Saturday, May 18, 2013

Voltage Scaler (Voltage Divider)

Introduction

Sometimes you need to quickly and easily scale a voltage down to another voltage, within a circuit.

There's a two component circuit which can take in any voltage as its input, and have an exact percentage of that voltage as its output. If the input voltage doubles or triples, the output voltage doubles or triples as well.

Note: 1. This can only scale a voltage down, it can never scale up to voltage higher than its input. 2. The output will be much lower current than what is supplied to the input (Only low milli amps).

Applications

Some examples of situations where you'd need a voltage divider:
  1. Voltage from a 0-32 Volt sensor is too high for a 5 Volt micro-controller or a common 20 Volt meter to read without being damaged.
  2. A 12 Volt power supply is too high a voltage to power a 5 volt Micro-Controller, a sensor or an LED.

The circuit

Ingredients:
2 x Resistors (Any wattage, Resistance values determined by formula below).

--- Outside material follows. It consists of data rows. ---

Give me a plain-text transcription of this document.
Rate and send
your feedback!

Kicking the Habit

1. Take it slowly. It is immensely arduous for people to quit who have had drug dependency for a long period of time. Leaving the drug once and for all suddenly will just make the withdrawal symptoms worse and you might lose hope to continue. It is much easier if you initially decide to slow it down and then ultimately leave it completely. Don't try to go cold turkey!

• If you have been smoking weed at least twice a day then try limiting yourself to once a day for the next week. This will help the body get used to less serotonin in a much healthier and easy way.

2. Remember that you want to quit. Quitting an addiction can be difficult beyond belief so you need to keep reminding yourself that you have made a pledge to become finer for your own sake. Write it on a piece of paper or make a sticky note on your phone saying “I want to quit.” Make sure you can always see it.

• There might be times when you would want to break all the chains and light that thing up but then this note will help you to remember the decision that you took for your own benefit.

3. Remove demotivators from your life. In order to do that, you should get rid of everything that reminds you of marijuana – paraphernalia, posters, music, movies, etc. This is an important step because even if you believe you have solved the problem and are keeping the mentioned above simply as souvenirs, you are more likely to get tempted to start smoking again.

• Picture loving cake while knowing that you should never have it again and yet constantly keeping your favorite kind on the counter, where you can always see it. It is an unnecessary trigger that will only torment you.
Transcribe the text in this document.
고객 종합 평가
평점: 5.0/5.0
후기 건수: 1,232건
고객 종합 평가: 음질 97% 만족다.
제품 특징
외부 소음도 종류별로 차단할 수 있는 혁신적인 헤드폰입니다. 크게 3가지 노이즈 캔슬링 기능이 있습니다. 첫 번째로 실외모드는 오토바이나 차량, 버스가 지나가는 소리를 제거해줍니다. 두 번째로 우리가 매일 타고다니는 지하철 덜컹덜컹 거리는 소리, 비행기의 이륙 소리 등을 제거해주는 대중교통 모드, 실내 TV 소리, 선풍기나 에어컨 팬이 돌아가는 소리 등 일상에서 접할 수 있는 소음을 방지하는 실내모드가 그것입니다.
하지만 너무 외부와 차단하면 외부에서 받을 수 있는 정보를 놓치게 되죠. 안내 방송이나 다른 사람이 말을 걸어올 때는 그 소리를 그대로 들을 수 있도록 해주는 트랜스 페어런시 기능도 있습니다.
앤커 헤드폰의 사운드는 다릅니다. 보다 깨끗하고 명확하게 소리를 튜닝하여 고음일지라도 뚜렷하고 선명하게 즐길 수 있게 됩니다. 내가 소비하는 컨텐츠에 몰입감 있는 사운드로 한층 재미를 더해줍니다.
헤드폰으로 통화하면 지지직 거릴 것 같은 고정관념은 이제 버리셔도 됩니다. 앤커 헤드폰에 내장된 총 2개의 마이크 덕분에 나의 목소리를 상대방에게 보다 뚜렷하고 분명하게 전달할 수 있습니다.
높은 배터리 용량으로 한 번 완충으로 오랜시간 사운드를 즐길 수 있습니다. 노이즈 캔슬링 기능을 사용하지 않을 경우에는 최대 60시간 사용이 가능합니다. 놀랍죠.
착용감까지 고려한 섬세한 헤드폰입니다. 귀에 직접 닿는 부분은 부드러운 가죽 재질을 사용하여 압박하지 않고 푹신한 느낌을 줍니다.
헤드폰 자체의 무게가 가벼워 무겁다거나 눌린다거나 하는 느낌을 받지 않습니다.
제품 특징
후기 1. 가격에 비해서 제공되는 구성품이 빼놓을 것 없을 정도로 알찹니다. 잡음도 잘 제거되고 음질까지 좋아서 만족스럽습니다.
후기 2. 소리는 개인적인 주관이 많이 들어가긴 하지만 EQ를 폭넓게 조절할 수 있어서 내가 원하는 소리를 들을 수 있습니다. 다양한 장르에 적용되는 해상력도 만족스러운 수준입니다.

Strange as it sounds, you really do only need two resistors. That's the easy part, the slightly difficult part is the calculation of their values (If you've used fractions, its easy as!).

Diagram:



OutputV = InputV/(R1Ohms+R2Ohms)*R2Ohms

Commonly Needed Combinations

For upto 32 volts input, scaled to 5 volts output: Scale 32 volts down to 15.625% (1/6.4).
 - R1=640 Ohms, R2=100Ohms. Are close enough.


For upto 5 volts input, scaled to 3.3 volts output: Scale 5 volts down to 66% (3/2).
 - R1=8.2K Ohms, R2=5.6K Ohms. Are close enough.